Shared savvy in how to hit the web running

October 8, 1999

Malcolm Peltu reports on how UCL's training experience is now helping the wider community gain a business foothold on the net

A training approach developed at University College London for teaching how the internet can help people start and run businesses has been applied successfully in a programme targeted at the unemployed.

Elizabeth Royston of UCL's special projects unit has led the programme for the European Virtual Enterprise Network (Event), which has trained about 150 people in the UK since 1996. It is funded until next summer by an EU initiative promoting workforce adaptability.

Ms Royston was previously UCL's deputy director of continuing education and saw Event as an opportunity to "take continuing education closer to the wider community". It focuses on "virtual enterprises" that use electronic networking to share costs, skills and expertise. Its second phase, named Encore, has highlighted "portfolio working", a structured form of freelancing in which individuals develop a planned range of skills.

"Event is about business development, not detailed instruction in internet technology," Ms Royston emphasises. "We intertwine training in business and technical skills to stress the importance of integrating the technology into planning, marketing, after-sales and all other business processes.

"Our prime aim is to help people build the multiple skills needed to respond to many different work opportunities in a rapidly changing marketplace."

Alfred Camp is sure his Event course achieved this for him: "It changed my life by arming me with a whole new grammar to help me understand and use the vital technological changes taking place around us."

Mr Camp is now involved in two ventures developing specialist internet-based services. He also uses the internet in various arts and sustainable housing development projects, including setting up his own company and a website for his London art gallery, called 97-99.

Music composer and producer Oisin Lunny also credits Event with "turning around" his life: "It made me rethink how to develop and market my skills.

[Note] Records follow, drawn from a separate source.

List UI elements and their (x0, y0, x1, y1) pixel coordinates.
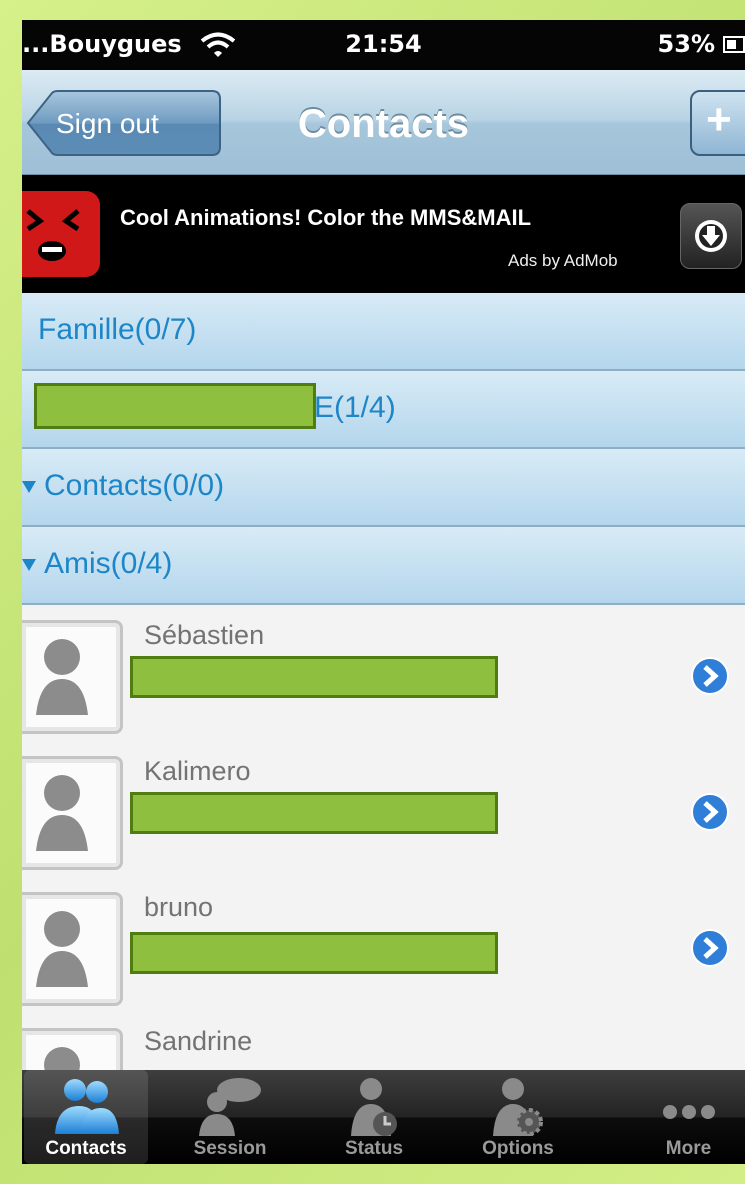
status-icon (351, 1078, 397, 1136)
group-redacted[interactable]: E(1/4) (22, 371, 745, 449)
tab-options[interactable]: Options (456, 1070, 580, 1164)
ad-banner[interactable]: Cool Animations! Color the MMS&MAIL Ads … (22, 175, 745, 293)
session-icon (199, 1078, 261, 1136)
download-arrow-icon (695, 220, 727, 252)
group-famille[interactable]: Famille(0/7) (22, 293, 745, 371)
detail-disclosure-icon[interactable] (690, 656, 730, 696)
contacts-icon (55, 1079, 119, 1134)
group-label: Contacts(0/0) (44, 469, 225, 502)
avatar-placeholder-icon (22, 620, 123, 734)
more-icon (662, 1105, 715, 1119)
ad-download-button[interactable] (680, 203, 742, 269)
contact-row[interactable]: Sébastien (22, 608, 745, 745)
tab-label: Contacts (45, 1138, 127, 1159)
contact-row[interactable]: Kalimero (22, 744, 745, 881)
expanded-triangle-icon (22, 559, 36, 571)
tab-more[interactable]: More (632, 1070, 745, 1164)
contact-row[interactable]: bruno (22, 880, 745, 1017)
expanded-triangle-icon (22, 481, 36, 493)
tab-session[interactable]: Session (168, 1070, 292, 1164)
phone-screen: ...Bouygues 21:54 53% Sign out Contacts … (22, 20, 745, 1164)
navigation-bar: Sign out Contacts + (22, 70, 745, 175)
ad-app-icon (22, 191, 100, 277)
page-title: Contacts (297, 102, 470, 146)
group-amis[interactable]: Amis(0/4) (22, 527, 745, 605)
contact-name: bruno (144, 892, 214, 922)
group-contacts[interactable]: Contacts(0/0) (22, 449, 745, 527)
redaction-block (130, 656, 498, 698)
avatar-placeholder-icon (22, 892, 123, 1006)
redaction-block (130, 792, 498, 834)
group-label: Famille(0/7) (38, 313, 197, 346)
contact-name: Sandrine (144, 1026, 253, 1056)
redaction-block (34, 383, 316, 429)
group-label: Amis(0/4) (44, 547, 173, 580)
detail-disclosure-icon[interactable] (690, 928, 730, 968)
status-bar: ...Bouygues 21:54 53% (22, 20, 745, 70)
redaction-block (130, 932, 498, 974)
options-icon (493, 1078, 543, 1136)
tab-contacts[interactable]: Contacts (24, 1070, 148, 1164)
ad-credit: Ads by AdMob (508, 251, 618, 270)
tab-label: Status (344, 1138, 404, 1159)
avatar-placeholder-icon (22, 756, 123, 870)
contact-name: Kalimero (144, 756, 251, 786)
battery-percent: 53% (657, 30, 715, 58)
group-label: E(1/4) (314, 391, 396, 424)
tab-bar: Contacts Session Status Options More (22, 1070, 745, 1164)
detail-disclosure-icon[interactable] (690, 792, 730, 832)
add-contact-button[interactable]: + (690, 90, 745, 156)
ad-headline: Cool Animations! Color the MMS&MAIL (120, 205, 532, 230)
tab-label: Options (482, 1138, 554, 1159)
battery-icon (723, 36, 745, 53)
tab-label: Session (193, 1138, 267, 1159)
tab-status[interactable]: Status (312, 1070, 436, 1164)
clock: 21:54 (345, 30, 422, 58)
contact-name: Sébastien (144, 620, 265, 650)
tab-label: More (665, 1138, 712, 1159)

I now do that in a more positive and coherent way, which has enabled me to participate in the many exciting new internet-based possibilities for delivering music."

He is currently collaborating with music business web-specialists Hypnosis, while pursuing his own ventures, such as the group Firstborn and his own website.

UCL is developing a distance-learning version of the course with Tyneside Training and Enterprise Council, an Event partner. It has also learned much about differing virtual enterprise styles from partners in seven European countries.

Valuable assistance has come from many other enterprises. For instance, the Forum of Private Business advises on the needs of small firms and the 13-week London courses are held in the Docklands premises of Trafalgar Square 2000, a government project helping young people get jobs in the cultural industries. Microsoft, IBM and some major banks provided pump-priming sponsorship.

Each Event student is allocated a personal business counsellor from Business Link London City Partners. Devika Banerjee praises the support she has received from her Event counsellor.

"His invaluable advice is helping me to set up my own company to run exhibitions and other major arts events, in which I will apply technological knowledge from the course."

Julia Hitchens says an Event course gave a crucial "kick-start" in 1996 to the formation with her husband of Verve Interactive to provide graphic design services for web applications, such as online newsletters.

"Our business idea was made real by the practical information from Event about forming, running and marketing an enterprise," she says.

Event courses have been of benefit even when initial entrepreneurial ideas foundered. For example, zoologist Malcolm Whitehead intended to create a global "cyberbush" network for wildlife and conservation. Since the course, he has became head of education at a new wetland centre in Barnes, where he will establish internet links to similar centres and environmental organisations around the world.

Transport civil engineer Silvia Elaluf-Calderwood found her idea of providing continuously updated information on cargo movements was too complex. She then set up a web-based multilingual education company, TLC UK, with Event colleague Samantha Dunham. It is still running, but Ms Elaluf-Calderwood now works as a technician for Internet Network Services as she enjoys the technical challenge.

UCL's Emma Jacobs says the course has changed continuously to match technical and market changes.

"For example, it has become much harder to find jobs as general web designers and mass media coverage of the technology has escalated. We now start by correcting much misinformation, whereas earlier we couldn't assume prior internet awareness."

The trickiest problem has been to foster collaborations. "People are often wary of making commitments, even when they realise that banding together in flexible partnerships will be increasingly important to business success," Ms Royston says.

She plans to investigate innovative ways of motivating effective virtual enterprise alliances as her UCL unit builds on Event's achievements.

Event's website offers general information on virtual enterprises, as well as support for its trainees.